Sepsis, stemming from fungal, viral, or bacterial infections, is highly deadly, killing approximately 1.7 million people annually. Timely action is critical for patient survival, yet 270,000 patients succumb to this infection each year. Consequently, the administration aims to improve outcomes and survival rates for affected patients by penalizing providers for failing to meet CMS treatment guidelines.
The goal is that requiring a timely response to symptoms will halt the progression of sepsis before it can progress into severe sepsis, septic shock, and death. CMS is leveraging its negotiation power to enforce treatment protocols and influence patient outcomes, particularly as many providers continue to face financial challenges.
Are CMS’s guidelines appropriate?
CMS-1785-P has faced substantial criticism regarding its effectiveness in achieving desired outcomes. The AMA and Infectious Disease Society (IDS) have both opposed the rule and advocated for alternative guidelines. They, along with many others, argue that the mandate places significant strain on healthcare providers to provide a bundle of care within three hours of potential symptoms. Moreover, there is concern that the rapid administration of antibiotics without proper diagnosis may lead to overuse and antibiotic resistance. Additionally, they worry the measures do not consider that many serious conditions present similarly to sepsis.
Supporting these arguments, independent analysis has shown that compliance with the treatment standards does not significantly impact patient outcomes. Rather, as suspected, it results in increased antibiotic use, lab testing, and fluid administration. IDS recommends that CMS focus on diagnostic strategies, comprehensive hospital care, and rehabilitation treatment plans for sepsis survivors to reduce mortality rates, rather than strict treatment guidelines for initial presentation.

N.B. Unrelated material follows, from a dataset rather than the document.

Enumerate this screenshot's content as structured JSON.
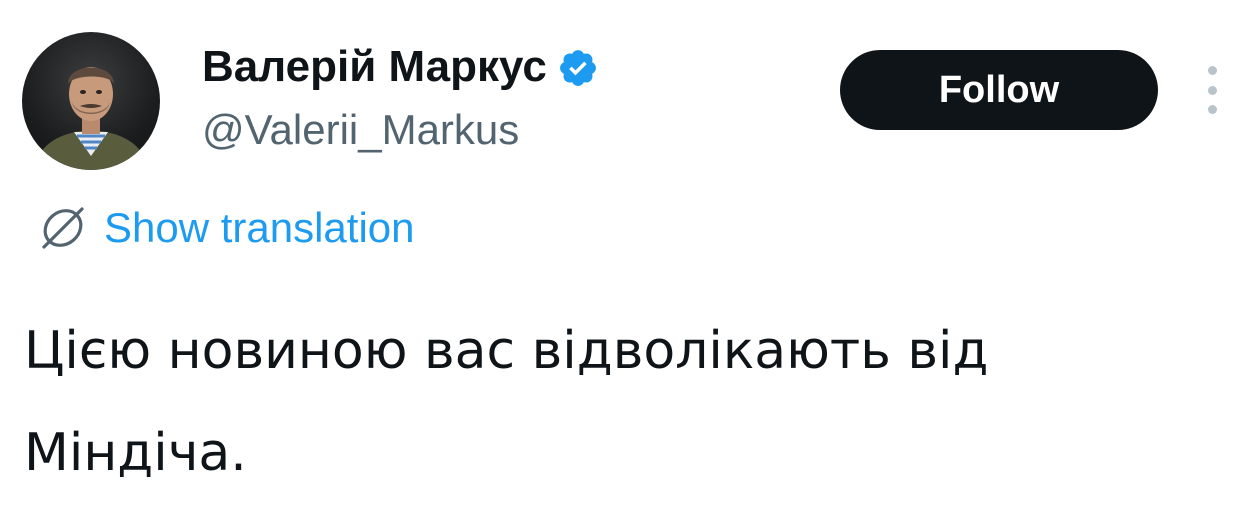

In addition to the AMA and IDS, the Pediatric Infectious Diseases Society, the Society for Healthcare Epidemiology of America, the Society of Hospital Medicine, and the Society of Infectious Diseases Pharmacists all oppose the new part of the rule. In an article from Relias Media, Dorothy Brooks noted that this coalition has suggested that “increasing the focus on the SEP-1 bundle risks diverts attention and resources from more effective measures and comprehensive sepsis care. Instead, the group maintained that a better approach is for CMS to retire SEP-1 and focus on new sepsis metrics that focus on patient outcomes.”
Where do we stand?
For now, hospitals’ compliance, risk management, and billing/reimbursement departments should thoroughly review CMS-1785-P to offer guidance to clinical staff and update their internal sepsis treatment protocols. Failing to meet CMS guidelines and report properly can significantly impact reimbursement percentages, particularly for smaller entities, which is especially concerning given the current financial climate.
However, considering the research and current stance of national medical institutions, providers should continue to invest in advocacy, research and policies addressing other aspects of sepsis treatment. Studies indicate that these specific guidelines have minimal impact on mortality outcomes and are likely to undergo further modifications, especially in the wake of medical coalition groups’ criticism. It is evident that CMS prioritizes sepsis treatment, so by adhering to current guidelines and addressing other areas of the treatment process, providers may regain some negotiation leverage with CMS in the future.